А гибель генерала все-таки обрушила ту самую злополучную лавину, которую передумала когда-то запускать Тома. В убийстве по-прежнему обвиняли вдову, а Тамару — в том, что довела до этого поступка несчастную женщину. Только вот сам погибший оказался не ангелом.

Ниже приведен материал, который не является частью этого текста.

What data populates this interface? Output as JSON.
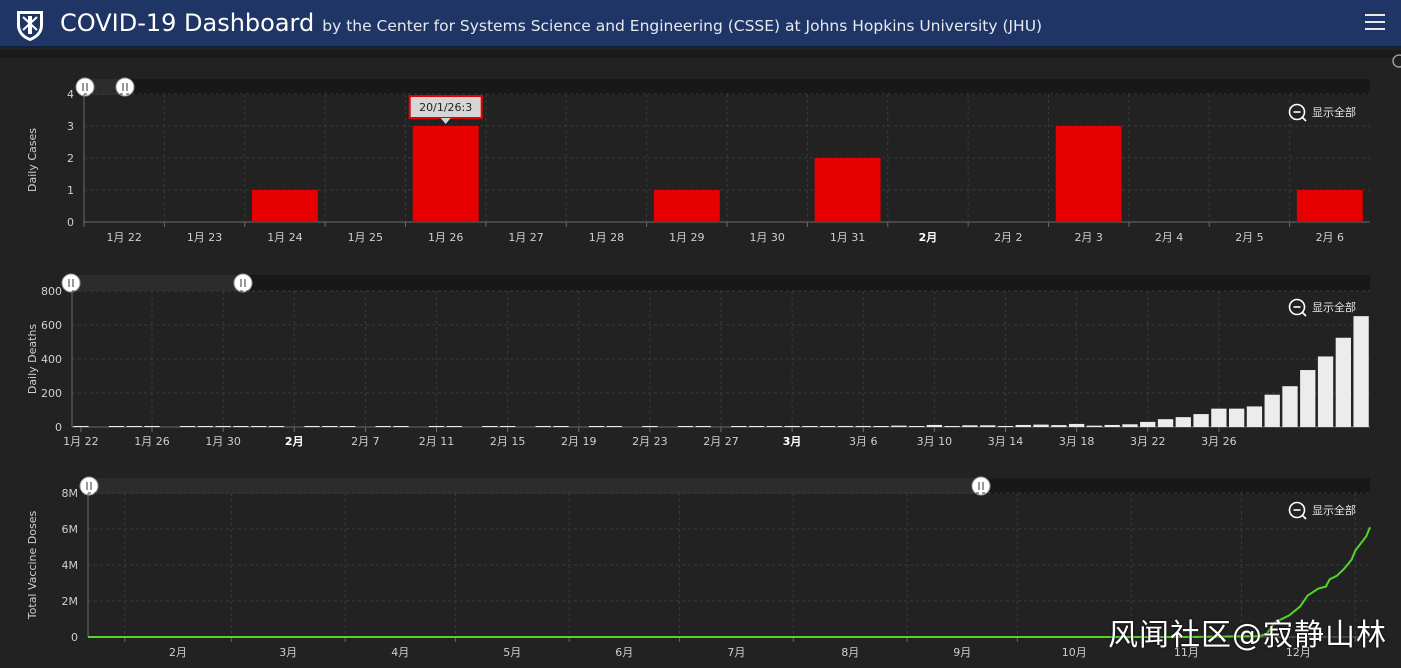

— Представляешь, Тигренок, бравый вояка оказался по уши в нехорошей жиже, — Померанский в последние месяцы, после убийства Камарина, к Симе как-то потеплел и стал хоть и не образцовым мужем, но, во всяком случае, просто хорошим другом. Много времени проводил на даче, гуляя с ней и Томой. Тому это настораживало, но сил как-то бороться у неёе не было. В конце концов Померанский имел право оставаться не совсем равнодушным. Его с генералом связывали кое-какие Давние, но не совсем законные дела. Так что трон и под этим респектабельным господином хоть слегка, но покачнулся. Все они повязаны, так почему нельзя рассказать все, что они знают? Что они теряют? Что им вообще ещё осталось терять?

— Обалдела, что ли? — возмутилась ещё не совсем павшая духом Сима.

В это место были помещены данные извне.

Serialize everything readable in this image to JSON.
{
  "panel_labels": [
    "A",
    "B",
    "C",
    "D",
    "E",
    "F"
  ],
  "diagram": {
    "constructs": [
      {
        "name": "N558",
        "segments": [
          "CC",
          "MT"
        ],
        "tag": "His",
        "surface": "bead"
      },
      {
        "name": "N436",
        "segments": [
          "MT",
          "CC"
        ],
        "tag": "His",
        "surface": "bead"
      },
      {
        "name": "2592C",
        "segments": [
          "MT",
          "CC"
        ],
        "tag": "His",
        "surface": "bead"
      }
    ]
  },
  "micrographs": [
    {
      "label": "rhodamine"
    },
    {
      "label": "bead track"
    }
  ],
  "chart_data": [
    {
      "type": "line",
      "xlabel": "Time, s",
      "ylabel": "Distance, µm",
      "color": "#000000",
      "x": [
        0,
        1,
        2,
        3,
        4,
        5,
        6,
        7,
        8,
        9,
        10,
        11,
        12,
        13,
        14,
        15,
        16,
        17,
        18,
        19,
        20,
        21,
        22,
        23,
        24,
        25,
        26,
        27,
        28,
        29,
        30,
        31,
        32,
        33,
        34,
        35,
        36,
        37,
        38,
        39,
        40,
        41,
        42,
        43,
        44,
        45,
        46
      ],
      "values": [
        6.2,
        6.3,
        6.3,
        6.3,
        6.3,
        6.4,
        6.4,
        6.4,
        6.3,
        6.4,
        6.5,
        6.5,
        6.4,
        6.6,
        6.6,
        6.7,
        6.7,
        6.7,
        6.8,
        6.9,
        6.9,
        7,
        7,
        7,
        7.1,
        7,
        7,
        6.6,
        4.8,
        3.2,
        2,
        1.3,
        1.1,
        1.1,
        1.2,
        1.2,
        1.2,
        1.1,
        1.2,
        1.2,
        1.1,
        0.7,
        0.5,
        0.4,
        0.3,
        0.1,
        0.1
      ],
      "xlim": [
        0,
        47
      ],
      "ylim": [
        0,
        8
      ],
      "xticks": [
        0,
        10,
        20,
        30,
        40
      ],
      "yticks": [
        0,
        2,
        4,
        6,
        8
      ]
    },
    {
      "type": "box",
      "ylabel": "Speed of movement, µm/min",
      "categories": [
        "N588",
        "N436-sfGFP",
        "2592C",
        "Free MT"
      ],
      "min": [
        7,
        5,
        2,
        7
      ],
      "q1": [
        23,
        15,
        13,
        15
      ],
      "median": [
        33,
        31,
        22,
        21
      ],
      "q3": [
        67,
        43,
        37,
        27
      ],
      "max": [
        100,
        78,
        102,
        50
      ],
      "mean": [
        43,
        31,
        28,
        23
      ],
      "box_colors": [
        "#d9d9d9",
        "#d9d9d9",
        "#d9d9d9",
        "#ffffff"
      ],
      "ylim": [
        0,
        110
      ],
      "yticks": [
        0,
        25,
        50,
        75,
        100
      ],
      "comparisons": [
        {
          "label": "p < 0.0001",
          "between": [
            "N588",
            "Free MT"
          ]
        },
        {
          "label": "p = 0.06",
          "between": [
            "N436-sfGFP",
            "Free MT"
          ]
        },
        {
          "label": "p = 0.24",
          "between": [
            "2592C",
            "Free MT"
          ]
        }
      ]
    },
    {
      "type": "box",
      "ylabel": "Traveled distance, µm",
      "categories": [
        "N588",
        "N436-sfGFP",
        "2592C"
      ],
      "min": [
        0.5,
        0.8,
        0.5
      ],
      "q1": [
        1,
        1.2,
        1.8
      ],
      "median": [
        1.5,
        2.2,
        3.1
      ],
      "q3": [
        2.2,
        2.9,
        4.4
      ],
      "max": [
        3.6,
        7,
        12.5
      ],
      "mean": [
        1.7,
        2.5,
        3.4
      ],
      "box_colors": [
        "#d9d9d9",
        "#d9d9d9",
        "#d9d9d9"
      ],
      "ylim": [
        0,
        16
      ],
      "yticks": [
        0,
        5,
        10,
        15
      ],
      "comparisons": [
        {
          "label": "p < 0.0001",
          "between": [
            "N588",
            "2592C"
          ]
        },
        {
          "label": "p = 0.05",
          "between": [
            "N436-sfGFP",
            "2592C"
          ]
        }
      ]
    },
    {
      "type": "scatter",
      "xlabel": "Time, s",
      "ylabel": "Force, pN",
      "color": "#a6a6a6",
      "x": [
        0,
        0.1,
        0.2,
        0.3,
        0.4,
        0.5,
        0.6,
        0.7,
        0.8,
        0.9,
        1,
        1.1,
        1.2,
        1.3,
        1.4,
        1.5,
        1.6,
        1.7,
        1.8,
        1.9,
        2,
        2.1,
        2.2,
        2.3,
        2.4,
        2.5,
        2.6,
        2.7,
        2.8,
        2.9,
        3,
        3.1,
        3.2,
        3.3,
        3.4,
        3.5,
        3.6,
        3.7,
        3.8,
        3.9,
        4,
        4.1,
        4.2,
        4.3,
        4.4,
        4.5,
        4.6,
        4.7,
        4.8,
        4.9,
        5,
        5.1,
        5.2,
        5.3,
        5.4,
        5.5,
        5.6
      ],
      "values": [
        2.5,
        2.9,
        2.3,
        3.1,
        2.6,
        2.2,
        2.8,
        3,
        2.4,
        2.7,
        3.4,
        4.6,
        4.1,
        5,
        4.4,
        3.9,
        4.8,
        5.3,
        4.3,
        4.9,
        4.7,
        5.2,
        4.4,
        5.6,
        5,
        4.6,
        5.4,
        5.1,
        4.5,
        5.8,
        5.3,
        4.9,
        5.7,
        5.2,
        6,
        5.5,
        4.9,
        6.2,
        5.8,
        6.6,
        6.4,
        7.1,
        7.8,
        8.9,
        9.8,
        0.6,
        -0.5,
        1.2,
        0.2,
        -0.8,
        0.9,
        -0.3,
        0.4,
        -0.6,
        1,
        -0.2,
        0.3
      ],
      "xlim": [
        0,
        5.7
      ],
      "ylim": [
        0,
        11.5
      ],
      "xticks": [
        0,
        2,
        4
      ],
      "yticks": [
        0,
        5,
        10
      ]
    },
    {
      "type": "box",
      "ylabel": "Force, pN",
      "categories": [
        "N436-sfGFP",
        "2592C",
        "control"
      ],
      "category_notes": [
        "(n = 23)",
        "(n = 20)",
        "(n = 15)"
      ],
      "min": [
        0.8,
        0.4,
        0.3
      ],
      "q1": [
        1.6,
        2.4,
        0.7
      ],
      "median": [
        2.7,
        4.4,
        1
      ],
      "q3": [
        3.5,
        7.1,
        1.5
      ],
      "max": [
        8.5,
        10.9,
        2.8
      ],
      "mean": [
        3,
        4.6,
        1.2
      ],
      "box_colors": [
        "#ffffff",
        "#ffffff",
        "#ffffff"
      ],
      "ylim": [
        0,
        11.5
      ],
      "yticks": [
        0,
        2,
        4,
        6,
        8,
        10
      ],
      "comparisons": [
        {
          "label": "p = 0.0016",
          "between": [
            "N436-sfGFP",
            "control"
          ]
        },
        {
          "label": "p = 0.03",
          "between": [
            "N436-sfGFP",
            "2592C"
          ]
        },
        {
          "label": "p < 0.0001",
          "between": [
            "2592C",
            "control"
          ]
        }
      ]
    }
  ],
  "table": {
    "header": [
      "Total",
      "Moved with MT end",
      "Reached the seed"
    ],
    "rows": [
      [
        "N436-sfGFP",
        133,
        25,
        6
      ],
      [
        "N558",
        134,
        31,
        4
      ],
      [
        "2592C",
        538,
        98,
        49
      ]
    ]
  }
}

И Тамара кивнула, соглашаясь то ли с тем, что с ней действительно произошла эта безрадостная метаморфоза, то ли с тем, что действительно, пожалуй, не стоит посвящать Померанского в их тайны. Когда её сын немного окреп, ей захотелось уехать из страны. Все равно куда. Оказалось, что жить здесь ей невыносимо. Всё разрывало сердце — и шум города, и кваканье деревенских лягушек.

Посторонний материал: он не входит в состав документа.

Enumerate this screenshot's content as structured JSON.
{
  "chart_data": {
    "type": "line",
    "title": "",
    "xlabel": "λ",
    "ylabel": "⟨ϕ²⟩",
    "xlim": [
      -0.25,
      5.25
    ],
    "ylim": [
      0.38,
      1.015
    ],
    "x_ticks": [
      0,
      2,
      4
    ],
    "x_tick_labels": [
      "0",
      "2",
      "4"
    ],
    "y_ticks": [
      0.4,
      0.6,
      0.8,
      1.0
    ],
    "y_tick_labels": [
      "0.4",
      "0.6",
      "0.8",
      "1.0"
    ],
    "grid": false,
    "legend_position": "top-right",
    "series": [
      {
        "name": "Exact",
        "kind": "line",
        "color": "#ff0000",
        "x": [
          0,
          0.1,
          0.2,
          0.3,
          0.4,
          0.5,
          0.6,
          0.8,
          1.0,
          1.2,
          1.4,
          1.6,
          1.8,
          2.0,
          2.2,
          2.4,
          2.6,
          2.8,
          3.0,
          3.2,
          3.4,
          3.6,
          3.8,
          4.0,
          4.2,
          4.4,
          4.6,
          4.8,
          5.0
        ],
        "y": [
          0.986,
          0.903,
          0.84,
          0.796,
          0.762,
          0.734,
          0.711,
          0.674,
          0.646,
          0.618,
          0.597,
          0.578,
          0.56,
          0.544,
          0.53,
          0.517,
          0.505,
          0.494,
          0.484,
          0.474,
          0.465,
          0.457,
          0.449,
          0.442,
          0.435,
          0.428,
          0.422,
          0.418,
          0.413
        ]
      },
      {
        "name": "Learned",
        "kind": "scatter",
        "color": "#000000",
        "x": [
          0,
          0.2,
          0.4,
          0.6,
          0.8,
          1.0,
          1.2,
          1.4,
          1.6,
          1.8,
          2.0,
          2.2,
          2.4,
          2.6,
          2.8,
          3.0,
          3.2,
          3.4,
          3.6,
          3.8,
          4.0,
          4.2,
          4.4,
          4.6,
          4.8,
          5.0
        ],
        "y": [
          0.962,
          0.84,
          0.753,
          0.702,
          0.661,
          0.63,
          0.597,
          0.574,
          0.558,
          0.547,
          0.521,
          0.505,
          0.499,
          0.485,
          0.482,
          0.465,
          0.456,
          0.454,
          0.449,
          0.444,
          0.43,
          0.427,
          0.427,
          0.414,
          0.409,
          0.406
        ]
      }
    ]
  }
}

— Дались тебе эти лягушки! — не понимала Сима.

У Тамары только катились молчаливые слезы. Уехать она не могла. Следствие по делам Камарина обернулось для неё подпиской о невыезде. Могло быть и хуже, если б не заступничество Померанского. Нет, всё-таки Алла и Ирина скрылись хоть и обидно, но вовремя. Так прошли весна и лето. Толик заметно окреп. Тамара почти набрала прежний вес.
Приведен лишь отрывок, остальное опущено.